A bit of history might be in order. Traditionally, DataFlux has been a data quality (cleanse, profile and so on) vendor. It then introduced MDM. However, data integration was a part of the SAS (DataFlux's parent company) platform and, while SAS did have a development project for data federation, it never really got to grips with this. So the task involved in creating the Platform was to bring ETL and data integration into the DataFlux environment, resurrect the previous data federation development and integrate all of this together with data quality and MDM, all as a part of a single platform. Needless to say this has been a long job.

Indeed, DataFlux is to be commended on keeping to its development schedule. I first got a detailed briefing on Platform back last September and even then the announcement data was planned for this February. In fact the product has been in beta sites since November and it should be generally available during the second quarter.

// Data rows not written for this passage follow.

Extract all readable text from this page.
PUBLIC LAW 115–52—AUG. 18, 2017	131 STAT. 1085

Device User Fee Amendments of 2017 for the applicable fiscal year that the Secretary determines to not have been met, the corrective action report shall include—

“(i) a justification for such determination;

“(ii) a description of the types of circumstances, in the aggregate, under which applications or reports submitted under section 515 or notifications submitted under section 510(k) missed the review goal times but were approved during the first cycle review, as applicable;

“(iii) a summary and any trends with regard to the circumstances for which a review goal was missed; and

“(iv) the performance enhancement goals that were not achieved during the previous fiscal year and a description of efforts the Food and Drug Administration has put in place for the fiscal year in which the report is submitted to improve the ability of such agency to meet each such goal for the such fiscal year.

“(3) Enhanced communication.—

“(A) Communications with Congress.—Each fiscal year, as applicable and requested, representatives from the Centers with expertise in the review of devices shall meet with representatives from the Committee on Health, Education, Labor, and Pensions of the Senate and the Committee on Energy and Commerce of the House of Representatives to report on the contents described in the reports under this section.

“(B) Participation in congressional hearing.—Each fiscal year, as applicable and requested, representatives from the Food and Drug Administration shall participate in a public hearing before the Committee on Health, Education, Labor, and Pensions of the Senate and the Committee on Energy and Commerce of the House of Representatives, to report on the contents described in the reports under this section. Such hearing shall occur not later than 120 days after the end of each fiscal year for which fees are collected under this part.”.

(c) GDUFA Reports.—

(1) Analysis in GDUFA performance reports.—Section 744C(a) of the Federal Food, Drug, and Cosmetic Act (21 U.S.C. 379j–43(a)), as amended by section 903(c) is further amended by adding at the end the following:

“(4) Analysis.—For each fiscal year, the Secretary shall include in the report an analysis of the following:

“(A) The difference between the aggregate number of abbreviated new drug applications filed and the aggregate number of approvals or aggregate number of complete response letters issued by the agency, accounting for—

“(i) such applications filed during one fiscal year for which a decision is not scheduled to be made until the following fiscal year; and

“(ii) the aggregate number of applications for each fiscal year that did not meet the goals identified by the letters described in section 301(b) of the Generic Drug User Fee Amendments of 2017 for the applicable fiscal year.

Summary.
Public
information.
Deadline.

At the same time, the Platform makes a clearer distinction between SAS and DataFlux as to who sells what. Previously, infrastructure such as data integration software was marketed by SAS but this position was confusing since the sales force is primarily concerned with sales of analytic applications such as Customer Intelligence or, more broadly, the SAS platform as a BI/analytic suite. SAS sales people will still be selling data integration either when the data integration software is embedded within a solution such as Customer Intelligence or in conjunction with the SAS 9 platform as an enabling technology.

This move towards being a data quality/integration/master data stack provider is an increasingly common story in this space. However, integration between the different elements of this stack is a big issue. Some major vendors are so far away from a coherent story about integration that they do not really merit the description of a stack supplier, even if they have all of the relevant components. So the fact that DataFlux now has a genuinely integrated suite should give it a significant advantage over its competitors.

In so far as features are concerned some interesting capabilities include identity resolution, a business glossary, business process and event-driven integration, and a focus on business/IT collaboration. However, more detail will have to wait until nearer the general availability date.